Each drive is produced and tested specifically for every order and customer. A sophisticated modular system permits a great diversity of types and a maximum degree of customization to customer requirements.
In both rotation directions, described end positions are secured by two position limit switches. This uncomplicated alternative does not just simplify the cabling, but also can help you configure the finish positions efficiently. The high shut-off precision of the limit switches guarantees safe operation shifting forwards and backwards.
A Center-drive gear motor gearmotor delivers high torque at low horsepower or low swiftness. The speed specs for these motors are regular speed and stall-swiftness torque. These motors use gears, typically assembled as a gearbox, to lessen speed, which makes more torque available. Gearmotors ‘re normally utilized in applications that need a whole lot of force to go heavy objects.

By and large, most industrial gearmotors use ac motors, typically fixed-speed motors. Nevertheless, dc motors may also be used as gearmotors … a lot of which are found in automotive applications.
Gearmotors have several advantages over other styles of motor/gear combinations. Perhaps most importantly, can simplify design and implementation by eliminating the step of separately designing and integrating the motors with the gears, thus reducing engineering costs.
Another benefit of gearmotors can be that having the right combination of motor and gearing can prolong design life and allow for ideal power management and use.

Such problems are normal when a separate motor and gear reducer are connected together and result in more engineering time and cost along with the potential for misalignment causing bearing failure and eventually reduced useful life.

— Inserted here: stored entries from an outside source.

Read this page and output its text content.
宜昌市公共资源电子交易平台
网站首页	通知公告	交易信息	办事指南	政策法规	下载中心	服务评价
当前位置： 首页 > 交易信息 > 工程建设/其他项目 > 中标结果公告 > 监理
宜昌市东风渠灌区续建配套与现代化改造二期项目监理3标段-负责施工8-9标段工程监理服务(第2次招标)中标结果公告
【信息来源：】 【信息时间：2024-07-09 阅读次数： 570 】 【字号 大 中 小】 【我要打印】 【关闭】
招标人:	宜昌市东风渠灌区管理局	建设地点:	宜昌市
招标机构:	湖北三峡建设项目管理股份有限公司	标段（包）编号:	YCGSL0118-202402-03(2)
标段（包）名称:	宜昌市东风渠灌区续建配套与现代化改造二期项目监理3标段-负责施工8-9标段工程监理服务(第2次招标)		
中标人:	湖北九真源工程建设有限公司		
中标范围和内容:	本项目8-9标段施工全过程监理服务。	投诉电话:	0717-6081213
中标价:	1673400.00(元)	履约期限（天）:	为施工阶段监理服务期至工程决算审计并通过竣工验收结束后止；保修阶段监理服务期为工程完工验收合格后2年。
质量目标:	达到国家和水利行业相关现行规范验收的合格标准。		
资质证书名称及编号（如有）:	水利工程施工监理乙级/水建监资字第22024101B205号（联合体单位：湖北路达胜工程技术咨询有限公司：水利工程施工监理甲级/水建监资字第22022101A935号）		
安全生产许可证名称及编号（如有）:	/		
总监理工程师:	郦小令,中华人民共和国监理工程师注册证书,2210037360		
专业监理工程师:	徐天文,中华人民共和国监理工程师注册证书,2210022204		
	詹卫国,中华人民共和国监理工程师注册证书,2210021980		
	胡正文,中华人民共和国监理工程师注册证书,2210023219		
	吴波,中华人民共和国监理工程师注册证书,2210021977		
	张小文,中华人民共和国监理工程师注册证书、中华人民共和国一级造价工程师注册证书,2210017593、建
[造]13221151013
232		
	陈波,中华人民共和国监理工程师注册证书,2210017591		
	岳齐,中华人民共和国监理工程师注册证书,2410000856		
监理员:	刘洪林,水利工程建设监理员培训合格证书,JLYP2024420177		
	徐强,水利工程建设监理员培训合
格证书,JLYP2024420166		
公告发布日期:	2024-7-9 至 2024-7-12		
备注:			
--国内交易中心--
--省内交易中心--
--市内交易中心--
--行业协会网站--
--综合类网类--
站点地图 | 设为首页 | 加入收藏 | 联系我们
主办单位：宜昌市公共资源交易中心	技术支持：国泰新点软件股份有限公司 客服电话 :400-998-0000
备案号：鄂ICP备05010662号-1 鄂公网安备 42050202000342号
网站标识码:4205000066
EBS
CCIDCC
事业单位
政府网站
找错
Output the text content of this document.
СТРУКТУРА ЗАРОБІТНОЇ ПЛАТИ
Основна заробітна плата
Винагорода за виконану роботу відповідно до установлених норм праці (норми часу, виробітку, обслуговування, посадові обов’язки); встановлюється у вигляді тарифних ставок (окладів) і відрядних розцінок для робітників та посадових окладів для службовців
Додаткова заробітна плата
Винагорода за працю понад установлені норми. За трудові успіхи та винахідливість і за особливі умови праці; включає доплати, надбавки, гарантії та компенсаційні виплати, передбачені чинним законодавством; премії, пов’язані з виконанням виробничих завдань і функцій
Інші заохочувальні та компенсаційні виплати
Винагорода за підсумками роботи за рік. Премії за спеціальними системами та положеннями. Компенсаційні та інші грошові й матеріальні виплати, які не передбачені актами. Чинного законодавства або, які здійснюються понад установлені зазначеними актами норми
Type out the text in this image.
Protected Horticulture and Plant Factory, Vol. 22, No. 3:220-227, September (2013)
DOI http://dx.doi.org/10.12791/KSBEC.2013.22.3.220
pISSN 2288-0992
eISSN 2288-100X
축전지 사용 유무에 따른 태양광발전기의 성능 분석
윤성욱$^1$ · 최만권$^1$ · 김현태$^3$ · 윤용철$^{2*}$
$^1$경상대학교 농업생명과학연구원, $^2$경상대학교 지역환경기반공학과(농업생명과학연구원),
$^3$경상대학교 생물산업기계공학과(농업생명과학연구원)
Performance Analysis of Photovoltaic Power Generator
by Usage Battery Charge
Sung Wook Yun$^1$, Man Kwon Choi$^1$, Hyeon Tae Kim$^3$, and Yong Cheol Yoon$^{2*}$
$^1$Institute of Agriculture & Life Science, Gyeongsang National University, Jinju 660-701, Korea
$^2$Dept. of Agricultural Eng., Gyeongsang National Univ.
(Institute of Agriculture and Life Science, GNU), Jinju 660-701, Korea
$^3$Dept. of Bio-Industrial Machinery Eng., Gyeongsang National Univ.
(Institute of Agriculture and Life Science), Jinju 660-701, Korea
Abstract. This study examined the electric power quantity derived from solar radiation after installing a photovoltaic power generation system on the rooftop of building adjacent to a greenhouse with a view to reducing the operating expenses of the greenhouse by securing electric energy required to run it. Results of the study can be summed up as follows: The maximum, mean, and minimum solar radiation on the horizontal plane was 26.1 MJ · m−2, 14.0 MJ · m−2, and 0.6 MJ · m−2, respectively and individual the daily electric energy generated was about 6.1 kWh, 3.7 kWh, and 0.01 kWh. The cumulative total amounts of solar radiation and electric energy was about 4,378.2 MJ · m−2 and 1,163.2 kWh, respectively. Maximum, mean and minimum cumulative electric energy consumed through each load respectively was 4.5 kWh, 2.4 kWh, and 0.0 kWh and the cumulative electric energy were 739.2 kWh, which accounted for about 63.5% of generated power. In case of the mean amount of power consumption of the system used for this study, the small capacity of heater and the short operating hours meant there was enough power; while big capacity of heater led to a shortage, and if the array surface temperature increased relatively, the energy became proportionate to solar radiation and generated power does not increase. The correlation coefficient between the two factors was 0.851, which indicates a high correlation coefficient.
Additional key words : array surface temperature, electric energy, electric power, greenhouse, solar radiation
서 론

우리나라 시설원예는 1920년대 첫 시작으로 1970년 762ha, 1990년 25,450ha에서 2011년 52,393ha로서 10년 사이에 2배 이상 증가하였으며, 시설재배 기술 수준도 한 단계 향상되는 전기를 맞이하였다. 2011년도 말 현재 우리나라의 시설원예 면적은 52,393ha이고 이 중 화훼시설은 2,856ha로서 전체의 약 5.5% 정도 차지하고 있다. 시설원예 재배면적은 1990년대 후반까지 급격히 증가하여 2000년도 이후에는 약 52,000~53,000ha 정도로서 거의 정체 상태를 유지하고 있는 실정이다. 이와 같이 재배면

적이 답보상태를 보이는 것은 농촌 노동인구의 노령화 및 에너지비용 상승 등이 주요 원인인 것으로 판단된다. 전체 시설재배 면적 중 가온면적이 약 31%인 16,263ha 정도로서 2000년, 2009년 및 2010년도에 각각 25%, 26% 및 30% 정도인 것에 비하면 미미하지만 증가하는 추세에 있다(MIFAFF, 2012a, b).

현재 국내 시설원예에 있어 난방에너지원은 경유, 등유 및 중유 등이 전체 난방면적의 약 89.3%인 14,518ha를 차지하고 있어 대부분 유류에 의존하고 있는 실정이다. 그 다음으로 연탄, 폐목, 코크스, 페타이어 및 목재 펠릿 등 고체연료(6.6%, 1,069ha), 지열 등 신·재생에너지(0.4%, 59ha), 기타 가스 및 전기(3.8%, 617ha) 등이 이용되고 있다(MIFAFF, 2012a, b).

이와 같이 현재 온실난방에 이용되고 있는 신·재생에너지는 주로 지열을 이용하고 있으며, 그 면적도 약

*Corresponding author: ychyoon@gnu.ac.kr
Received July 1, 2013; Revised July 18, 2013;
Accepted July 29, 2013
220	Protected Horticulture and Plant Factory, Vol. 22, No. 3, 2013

Advances in gearmotor technology include the usage of new specialty materials, coatings and bearings, and in addition improved gear tooth designs that are optimized for sound reduction, increase in strength and improved life, which allows for improved performance in smaller packages. More after the jump.
Conceptually, motors and gearboxes can be blended and matched as had a need to greatest fit the application form, but in the finish, the complete gearmotor may be the driving factor. There are numerous of motors and gearbox types which can be combined; for example, the right angle wormgear, planetary and parallel shaft gearbox could be combined with long lasting magnet dc, ac induction, or brushless dc motors.